Note: Security Architecture requirements are not solution-specific. These should be included as Non-Functional Requirements within applicable design artifacts. However, depending on the scope of your initiative, existing standards may not apply. In this case, there must be a parallel activity to update security standards.

At a minimum, the following architecture artifacts must be created to cover all domains. These items, as well as the areas of knowledge above, are stored within your organization’s EA Repository and intranet.

  • Process Flow
  • Use Cases
  • Business Footprint
  • Components Model
  • Context Model
  • System Sequence Diagram

Ok, Now What Do I Do With This?

You should be reviewing portions with the relevant business and IT stakeholders as you go. You should have full stakeholder support before seeking final executive approval. You will present the Solution Blueprint to the Architecture Review Board (ARB) for approval. If you don’t have a standing ARB or another approval mechanism, you can arrange an ad hoc ARB. The ARB consists of executive decision-makers representing each domain. For example the head of the line of business, head of development, chief data officer, head of IT infrastructure, and chief information security officer. The individuals should be empowered to make a decision on behalf of corporate leadership.

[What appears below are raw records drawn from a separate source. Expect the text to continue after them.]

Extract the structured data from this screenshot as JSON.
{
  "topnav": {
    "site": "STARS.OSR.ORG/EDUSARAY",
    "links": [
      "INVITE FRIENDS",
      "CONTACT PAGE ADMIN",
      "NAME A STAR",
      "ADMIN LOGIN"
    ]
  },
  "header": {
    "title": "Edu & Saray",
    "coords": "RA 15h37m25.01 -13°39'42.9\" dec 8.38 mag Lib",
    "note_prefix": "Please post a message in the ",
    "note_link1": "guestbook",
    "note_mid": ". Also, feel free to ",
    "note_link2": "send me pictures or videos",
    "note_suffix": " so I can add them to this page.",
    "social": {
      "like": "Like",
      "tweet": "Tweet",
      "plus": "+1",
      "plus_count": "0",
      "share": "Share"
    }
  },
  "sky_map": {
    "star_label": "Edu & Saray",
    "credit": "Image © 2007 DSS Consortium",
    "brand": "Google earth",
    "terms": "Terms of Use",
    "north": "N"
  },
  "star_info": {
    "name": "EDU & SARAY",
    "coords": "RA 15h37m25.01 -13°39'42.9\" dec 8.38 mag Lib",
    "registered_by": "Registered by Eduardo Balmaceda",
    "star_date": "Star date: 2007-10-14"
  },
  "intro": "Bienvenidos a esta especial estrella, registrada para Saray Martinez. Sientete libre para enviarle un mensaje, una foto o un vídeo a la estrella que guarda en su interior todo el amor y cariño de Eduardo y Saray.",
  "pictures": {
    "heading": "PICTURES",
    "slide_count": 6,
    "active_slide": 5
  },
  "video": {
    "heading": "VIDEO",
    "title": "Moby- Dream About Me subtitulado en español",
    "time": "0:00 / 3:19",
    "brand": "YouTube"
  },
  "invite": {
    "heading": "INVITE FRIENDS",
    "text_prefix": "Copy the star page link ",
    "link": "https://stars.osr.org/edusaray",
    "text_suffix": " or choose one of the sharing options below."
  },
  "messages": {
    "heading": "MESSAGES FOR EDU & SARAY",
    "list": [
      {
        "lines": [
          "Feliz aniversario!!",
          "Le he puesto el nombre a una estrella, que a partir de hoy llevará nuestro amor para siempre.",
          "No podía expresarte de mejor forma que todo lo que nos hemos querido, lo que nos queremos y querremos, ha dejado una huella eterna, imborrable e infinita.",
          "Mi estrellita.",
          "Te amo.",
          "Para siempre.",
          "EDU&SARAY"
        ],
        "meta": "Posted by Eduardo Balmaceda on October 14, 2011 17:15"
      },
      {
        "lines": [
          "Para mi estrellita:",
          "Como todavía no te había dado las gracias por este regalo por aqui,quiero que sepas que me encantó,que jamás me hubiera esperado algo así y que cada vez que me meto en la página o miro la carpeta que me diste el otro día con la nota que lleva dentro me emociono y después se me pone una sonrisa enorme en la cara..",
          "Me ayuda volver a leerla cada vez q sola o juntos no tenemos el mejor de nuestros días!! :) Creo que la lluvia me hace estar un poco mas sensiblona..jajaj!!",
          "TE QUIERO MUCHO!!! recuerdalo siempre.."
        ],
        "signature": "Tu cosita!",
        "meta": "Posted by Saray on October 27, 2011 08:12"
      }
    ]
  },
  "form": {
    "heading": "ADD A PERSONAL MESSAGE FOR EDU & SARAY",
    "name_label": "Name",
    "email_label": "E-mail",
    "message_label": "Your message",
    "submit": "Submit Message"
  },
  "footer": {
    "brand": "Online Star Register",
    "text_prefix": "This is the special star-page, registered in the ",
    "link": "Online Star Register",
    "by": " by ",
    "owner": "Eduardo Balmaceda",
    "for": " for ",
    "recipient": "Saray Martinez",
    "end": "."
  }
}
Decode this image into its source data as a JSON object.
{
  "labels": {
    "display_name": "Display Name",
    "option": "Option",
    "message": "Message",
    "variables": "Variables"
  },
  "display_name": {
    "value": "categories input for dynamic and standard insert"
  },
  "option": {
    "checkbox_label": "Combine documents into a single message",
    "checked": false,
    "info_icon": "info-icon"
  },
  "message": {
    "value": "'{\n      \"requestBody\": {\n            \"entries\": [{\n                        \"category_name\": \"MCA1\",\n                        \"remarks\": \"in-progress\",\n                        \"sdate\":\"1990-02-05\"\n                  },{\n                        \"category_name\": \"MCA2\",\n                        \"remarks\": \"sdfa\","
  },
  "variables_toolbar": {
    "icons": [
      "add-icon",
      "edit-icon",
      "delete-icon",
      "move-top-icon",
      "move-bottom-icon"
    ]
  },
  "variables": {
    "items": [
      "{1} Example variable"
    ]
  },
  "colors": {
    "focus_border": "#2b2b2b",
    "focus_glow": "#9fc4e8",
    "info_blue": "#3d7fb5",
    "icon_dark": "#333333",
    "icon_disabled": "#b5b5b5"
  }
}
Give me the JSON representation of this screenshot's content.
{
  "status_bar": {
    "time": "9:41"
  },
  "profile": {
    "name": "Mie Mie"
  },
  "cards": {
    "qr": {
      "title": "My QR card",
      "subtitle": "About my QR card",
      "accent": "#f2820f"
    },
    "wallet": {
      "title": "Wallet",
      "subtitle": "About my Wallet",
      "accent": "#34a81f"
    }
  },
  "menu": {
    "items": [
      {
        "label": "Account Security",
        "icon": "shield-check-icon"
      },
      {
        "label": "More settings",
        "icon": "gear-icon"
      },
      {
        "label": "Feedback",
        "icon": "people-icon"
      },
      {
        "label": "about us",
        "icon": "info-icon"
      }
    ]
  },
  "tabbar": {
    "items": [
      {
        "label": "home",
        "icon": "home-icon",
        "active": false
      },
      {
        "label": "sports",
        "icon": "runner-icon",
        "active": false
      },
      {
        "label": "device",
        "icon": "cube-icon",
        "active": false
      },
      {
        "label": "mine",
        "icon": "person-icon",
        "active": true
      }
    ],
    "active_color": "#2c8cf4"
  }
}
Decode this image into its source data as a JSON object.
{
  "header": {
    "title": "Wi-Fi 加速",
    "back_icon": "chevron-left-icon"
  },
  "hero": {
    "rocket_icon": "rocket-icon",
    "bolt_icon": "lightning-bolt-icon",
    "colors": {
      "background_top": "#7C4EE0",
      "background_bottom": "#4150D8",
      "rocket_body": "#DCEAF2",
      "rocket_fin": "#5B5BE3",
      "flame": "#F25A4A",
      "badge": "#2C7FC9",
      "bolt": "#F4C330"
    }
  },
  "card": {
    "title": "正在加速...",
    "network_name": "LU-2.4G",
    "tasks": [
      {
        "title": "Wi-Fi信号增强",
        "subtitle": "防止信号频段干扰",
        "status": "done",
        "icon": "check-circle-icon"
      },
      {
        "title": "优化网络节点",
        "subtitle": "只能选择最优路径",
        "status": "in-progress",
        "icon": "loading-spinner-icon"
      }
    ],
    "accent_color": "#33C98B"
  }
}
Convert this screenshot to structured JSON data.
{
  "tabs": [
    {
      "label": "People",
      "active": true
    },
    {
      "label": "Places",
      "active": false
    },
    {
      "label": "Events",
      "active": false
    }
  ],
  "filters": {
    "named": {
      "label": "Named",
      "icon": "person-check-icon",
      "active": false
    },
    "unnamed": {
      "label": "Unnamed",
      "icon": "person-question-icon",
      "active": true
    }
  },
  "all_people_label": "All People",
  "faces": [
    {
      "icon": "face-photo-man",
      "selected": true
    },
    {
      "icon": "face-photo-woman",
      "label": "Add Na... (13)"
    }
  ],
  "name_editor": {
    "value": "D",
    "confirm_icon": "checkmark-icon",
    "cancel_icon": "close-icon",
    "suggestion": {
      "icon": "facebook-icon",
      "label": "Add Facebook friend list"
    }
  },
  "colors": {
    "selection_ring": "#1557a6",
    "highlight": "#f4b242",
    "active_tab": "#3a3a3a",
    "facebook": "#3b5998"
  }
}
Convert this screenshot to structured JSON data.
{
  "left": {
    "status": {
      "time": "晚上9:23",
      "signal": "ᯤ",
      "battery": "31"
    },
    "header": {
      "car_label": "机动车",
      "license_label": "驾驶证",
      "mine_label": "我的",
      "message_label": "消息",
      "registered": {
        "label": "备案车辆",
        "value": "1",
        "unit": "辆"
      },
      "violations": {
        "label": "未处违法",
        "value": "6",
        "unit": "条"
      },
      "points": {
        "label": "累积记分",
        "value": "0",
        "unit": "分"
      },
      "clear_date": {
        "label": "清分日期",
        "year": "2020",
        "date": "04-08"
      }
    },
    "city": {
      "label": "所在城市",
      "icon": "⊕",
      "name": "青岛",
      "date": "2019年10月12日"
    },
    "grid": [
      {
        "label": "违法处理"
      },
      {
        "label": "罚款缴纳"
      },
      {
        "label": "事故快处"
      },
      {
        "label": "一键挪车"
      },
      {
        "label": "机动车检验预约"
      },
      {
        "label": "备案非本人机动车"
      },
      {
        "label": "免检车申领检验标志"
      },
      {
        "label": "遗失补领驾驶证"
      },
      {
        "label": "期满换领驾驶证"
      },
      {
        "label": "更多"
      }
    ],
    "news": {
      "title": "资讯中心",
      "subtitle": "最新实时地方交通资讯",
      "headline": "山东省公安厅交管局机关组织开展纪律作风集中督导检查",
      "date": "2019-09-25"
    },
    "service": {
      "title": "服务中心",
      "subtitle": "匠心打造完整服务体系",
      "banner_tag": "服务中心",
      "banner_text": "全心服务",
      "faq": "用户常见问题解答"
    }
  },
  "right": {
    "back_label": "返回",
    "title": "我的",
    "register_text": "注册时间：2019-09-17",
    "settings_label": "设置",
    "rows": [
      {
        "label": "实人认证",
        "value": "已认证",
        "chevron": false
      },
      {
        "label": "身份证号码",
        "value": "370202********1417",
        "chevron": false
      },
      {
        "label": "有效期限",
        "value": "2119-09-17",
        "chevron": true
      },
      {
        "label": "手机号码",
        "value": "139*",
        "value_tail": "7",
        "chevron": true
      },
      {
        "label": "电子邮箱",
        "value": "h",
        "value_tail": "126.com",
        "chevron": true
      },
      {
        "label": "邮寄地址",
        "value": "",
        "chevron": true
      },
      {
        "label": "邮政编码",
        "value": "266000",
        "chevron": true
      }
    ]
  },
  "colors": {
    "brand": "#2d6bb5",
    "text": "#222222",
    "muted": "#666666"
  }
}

Be prepared to present specific recommendations, concerns, optimal ideas, and best options. (This context should be included in its own section in the final Solution Blueprint package submitted to the ARB.) These will likely be revised and will definitely be solidified following the ARB.

After the solution is approved, representatives of each domain should be designated. These individuals or groups should raise changes to the environment that affect the approved solution. At a minimum, they should inform the architecture team and initiative steering committee. If the situation warrants major changes to the Solution Blueprint, you should consider holding a follow-on ARB.